Story begins with his childhood, born in rough working class area, dad used to slap him around, mum worked her guts out but both were the salt of the earth. Joined a firm, was a life long fan, police make an operation against the firm, court case goes on, gets sent down, comes out becomes a bouncer yeh you have just about read the same thing with just about every hooligan book around.
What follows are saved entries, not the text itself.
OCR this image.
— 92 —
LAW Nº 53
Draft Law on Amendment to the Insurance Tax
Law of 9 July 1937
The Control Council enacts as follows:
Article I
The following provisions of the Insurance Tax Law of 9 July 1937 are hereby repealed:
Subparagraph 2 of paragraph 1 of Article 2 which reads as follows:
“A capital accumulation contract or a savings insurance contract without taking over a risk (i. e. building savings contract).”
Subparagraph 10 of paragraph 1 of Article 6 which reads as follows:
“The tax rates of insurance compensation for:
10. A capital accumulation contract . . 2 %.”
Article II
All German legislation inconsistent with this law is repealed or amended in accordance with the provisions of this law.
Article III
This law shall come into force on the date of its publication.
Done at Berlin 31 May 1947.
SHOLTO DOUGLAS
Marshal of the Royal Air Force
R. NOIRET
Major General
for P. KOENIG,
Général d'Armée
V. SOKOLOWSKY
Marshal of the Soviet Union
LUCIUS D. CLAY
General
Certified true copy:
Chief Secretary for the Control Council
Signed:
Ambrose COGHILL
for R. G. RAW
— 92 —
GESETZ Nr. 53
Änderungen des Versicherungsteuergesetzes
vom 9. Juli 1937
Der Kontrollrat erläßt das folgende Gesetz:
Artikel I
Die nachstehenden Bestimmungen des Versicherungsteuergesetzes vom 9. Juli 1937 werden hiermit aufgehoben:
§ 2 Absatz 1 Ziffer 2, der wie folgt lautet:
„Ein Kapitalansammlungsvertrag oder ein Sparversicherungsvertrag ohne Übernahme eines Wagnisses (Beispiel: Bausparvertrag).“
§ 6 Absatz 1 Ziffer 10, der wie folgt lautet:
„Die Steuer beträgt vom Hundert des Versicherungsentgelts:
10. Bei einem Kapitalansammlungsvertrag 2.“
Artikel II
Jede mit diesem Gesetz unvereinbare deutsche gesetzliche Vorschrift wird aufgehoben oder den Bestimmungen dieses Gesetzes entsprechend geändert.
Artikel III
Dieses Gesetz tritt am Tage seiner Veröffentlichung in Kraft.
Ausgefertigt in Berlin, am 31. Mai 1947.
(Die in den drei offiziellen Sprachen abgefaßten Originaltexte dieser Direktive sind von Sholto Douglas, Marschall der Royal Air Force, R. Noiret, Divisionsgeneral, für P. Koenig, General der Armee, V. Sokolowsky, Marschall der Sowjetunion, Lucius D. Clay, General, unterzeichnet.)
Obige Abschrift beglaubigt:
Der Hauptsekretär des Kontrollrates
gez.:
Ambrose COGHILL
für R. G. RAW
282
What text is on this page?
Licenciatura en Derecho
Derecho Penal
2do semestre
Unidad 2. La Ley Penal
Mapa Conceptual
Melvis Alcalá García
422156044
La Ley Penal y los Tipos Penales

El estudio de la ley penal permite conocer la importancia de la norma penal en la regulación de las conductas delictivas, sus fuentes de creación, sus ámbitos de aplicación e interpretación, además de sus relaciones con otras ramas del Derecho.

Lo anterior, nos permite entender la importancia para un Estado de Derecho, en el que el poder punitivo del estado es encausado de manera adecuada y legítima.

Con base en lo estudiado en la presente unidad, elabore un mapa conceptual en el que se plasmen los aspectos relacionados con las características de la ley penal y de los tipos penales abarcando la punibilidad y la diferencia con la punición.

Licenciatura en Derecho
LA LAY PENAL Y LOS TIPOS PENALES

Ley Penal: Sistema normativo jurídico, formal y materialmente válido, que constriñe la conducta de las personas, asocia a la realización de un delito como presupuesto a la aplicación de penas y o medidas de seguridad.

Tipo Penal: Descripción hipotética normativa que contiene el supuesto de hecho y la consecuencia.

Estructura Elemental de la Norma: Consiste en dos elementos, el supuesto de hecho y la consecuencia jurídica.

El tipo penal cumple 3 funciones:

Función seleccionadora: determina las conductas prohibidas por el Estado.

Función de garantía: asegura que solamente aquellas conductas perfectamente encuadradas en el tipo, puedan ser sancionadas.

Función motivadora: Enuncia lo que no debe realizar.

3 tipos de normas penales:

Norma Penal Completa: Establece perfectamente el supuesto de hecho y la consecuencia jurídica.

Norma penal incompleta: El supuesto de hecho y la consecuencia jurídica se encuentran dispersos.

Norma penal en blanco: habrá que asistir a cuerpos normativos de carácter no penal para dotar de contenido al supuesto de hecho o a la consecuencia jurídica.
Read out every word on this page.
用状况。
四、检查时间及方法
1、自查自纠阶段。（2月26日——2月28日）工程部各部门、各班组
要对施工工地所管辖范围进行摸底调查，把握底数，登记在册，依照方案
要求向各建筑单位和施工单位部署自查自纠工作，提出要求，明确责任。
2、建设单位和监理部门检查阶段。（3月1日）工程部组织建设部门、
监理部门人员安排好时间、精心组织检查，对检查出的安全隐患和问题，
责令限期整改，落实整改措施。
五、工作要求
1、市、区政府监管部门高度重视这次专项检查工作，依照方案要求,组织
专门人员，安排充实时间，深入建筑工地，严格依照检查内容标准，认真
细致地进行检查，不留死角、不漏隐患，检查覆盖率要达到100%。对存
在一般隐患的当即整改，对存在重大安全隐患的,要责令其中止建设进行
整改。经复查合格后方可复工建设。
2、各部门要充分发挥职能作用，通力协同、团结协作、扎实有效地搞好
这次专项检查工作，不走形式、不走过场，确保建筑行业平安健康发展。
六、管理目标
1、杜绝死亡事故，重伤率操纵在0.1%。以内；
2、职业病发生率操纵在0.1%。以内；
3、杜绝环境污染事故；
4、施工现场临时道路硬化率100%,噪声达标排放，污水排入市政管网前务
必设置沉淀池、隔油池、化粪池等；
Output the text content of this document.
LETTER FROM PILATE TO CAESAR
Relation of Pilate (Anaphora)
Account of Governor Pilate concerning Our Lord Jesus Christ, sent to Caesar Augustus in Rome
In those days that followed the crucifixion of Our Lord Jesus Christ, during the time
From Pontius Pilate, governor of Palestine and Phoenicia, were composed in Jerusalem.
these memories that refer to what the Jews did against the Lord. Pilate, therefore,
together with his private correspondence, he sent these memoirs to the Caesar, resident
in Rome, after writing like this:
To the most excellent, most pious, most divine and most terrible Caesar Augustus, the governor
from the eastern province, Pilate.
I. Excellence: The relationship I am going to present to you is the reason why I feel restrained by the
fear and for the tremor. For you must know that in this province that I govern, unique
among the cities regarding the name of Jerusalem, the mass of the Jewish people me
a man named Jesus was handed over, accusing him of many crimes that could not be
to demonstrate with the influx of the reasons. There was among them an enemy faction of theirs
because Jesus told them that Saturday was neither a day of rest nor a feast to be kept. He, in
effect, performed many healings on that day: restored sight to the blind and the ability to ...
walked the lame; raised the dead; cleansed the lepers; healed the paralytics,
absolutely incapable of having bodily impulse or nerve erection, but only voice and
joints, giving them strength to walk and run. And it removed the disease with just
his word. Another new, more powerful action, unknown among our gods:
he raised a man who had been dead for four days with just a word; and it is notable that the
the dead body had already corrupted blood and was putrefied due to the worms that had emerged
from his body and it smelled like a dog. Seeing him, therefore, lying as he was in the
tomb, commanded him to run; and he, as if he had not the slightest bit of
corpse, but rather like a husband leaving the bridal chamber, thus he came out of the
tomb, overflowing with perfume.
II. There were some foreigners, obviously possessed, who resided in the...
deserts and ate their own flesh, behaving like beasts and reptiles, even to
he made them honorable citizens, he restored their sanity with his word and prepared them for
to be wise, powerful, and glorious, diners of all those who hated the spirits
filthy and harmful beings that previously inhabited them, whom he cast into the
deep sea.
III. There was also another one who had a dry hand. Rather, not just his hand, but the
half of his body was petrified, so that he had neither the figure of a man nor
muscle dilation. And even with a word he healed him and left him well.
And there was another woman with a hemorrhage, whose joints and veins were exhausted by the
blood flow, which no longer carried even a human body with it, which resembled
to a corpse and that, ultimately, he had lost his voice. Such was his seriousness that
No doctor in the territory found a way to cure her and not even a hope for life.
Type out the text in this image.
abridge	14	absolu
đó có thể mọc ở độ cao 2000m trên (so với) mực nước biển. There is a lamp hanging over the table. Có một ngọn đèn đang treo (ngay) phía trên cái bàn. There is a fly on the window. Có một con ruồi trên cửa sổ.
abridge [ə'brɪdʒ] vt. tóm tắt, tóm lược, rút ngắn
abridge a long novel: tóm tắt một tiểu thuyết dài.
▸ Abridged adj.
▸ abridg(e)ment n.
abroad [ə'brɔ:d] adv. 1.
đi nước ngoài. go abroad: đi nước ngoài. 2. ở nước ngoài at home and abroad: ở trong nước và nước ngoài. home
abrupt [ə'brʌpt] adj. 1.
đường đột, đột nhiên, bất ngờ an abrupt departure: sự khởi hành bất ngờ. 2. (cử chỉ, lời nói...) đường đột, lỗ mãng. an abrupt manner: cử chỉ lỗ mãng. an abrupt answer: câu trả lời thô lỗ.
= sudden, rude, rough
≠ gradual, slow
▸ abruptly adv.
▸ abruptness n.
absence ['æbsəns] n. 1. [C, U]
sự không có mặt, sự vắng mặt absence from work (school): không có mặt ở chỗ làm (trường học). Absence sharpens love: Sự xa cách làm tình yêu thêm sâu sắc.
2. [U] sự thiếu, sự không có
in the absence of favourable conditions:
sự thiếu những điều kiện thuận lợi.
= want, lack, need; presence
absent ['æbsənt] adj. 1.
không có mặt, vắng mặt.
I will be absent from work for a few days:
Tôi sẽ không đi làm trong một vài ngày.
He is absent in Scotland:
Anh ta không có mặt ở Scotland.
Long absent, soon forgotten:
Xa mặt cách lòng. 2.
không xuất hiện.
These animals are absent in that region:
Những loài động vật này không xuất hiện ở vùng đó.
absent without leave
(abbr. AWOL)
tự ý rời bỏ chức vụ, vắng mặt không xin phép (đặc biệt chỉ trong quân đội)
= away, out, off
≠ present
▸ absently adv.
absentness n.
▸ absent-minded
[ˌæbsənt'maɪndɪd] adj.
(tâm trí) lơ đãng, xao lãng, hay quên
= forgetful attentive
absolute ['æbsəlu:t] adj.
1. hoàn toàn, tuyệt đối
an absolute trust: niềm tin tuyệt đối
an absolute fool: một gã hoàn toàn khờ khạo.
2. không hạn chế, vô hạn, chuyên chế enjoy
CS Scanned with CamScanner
Still, this does have some things of interest. Francis is pretty honest with his many encounters with rival firms describing how he and his firm were not only turned over more than once but that on many occasions he had the living daylights kicked out of him. He is honest about his own firms use of knives and how other firms also used them recounting occasions when the City firm have slashed a few people. He is honest about the thieving that went on how they were far from the best dressed people around (in fact being honest enough to say they dressed like scruffs) Which is a damn site more honest than some of the books you will find out there with there obligatory chapter dedicated to nothing more than designer labels and myths about how they were such 'dresses' (Anyone seen the pictures in the Birmingham Zulus book? V-Neck jumpers with black suit jacket, yeh lads you were the height of fashion)
Mickey was a mixed race lad and is not daft enough to think that racism didn't exist on the terraces. He more than once tells us how his firm fought City firms who were NF and some of the racist abuse that the Cool Cats received in Liverpool (From both Liverpool and Everton) Leeds, Millwall and Chelsea and even more so the shock value a mixed race firm received in places like Newcastle and Leeds.
Not a bad read, you will probably get through it in about an hour at best.